Geodemographics in Five Slides
Geodemographics describes and classifies the places where people live, and the people who live in places.
The word was coined by Jonathan Robbin for an article called 'Geodemographics: The New Magic', which he wrote in 1980 for a political campaigning magazine.
He combined marketing theory (demographic segmentation) with the computational techniques he'd been learning as a PhD candidate researching geographic sociology.
But his supervisor left, so he dropped out and started his own data consultancy.
Geodemographics is arguably the first and also most accessible example of unsupervised machine learning, and therefore of AI in Geography.
It sounds like it's a subfield of Demography, but it's not really (at least yet) -- still struggling with pattern, not yet able to account for process.
Based on the Chicago School's theory of urban natural areas: social and economic forces tend to bring about an orderly and typical grouping of population and institutions.
In practice however, the default is generally arbitrary census output units.

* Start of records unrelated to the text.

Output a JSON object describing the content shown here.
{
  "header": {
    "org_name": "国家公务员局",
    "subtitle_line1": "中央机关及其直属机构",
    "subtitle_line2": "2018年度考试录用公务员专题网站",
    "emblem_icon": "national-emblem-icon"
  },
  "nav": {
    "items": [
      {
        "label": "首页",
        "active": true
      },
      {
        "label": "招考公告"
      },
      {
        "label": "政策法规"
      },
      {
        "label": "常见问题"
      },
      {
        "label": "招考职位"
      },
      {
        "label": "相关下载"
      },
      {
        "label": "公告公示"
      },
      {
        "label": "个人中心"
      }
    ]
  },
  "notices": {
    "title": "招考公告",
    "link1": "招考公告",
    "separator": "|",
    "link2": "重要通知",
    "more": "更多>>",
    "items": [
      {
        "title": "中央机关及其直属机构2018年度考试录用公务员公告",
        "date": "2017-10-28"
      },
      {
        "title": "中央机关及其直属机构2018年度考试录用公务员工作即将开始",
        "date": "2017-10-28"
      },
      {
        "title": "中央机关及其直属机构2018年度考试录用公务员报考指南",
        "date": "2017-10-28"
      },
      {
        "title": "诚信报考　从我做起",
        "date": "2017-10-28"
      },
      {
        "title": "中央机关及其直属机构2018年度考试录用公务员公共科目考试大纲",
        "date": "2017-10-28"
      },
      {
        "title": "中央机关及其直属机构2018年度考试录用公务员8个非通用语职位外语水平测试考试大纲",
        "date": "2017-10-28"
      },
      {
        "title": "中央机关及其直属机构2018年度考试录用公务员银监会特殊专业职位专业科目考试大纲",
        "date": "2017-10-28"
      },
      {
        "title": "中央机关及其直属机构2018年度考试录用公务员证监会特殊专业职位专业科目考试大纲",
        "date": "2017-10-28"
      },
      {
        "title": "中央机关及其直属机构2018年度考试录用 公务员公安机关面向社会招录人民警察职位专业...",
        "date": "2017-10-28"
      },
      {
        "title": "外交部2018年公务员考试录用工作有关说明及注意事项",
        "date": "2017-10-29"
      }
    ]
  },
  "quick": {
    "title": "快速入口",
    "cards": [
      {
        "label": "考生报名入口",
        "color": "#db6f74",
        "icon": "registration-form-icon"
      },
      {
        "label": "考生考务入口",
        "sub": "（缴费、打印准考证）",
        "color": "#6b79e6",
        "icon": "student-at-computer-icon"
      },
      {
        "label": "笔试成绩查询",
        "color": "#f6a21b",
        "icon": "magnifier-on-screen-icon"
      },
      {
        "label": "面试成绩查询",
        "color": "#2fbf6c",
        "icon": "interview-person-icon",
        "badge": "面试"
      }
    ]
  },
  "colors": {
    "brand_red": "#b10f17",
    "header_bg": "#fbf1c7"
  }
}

Charles Booth's urban poverty maps of London are often named as the earliest example of geodemographics.
He mapped social conditions by the street-block. It took him seventeen years with a big team of researchers, and more than a million pounds (in modern terms) of his own money.
"Can we develop street-block geodemographics with open data?"
- Geometrically, can we define the tesselating polygons?
- Statistically, can we transform data to higher resolution without too much noise and uncertainty?
- Ontologically, does it make sense to define a neighbourhood just in terms of a street-block?
- Ontologically, would it be better to do a multi-scale analysis that treats street-blocks connected by minor streets as larger natural units? (cf. Grannis (2009), From The Ground Up).
- Ethically, what are the implications of higher resolution geodemographics?
- Ethically, what are the implications of an analytical methodology with an epistemic bias for homogeneous units?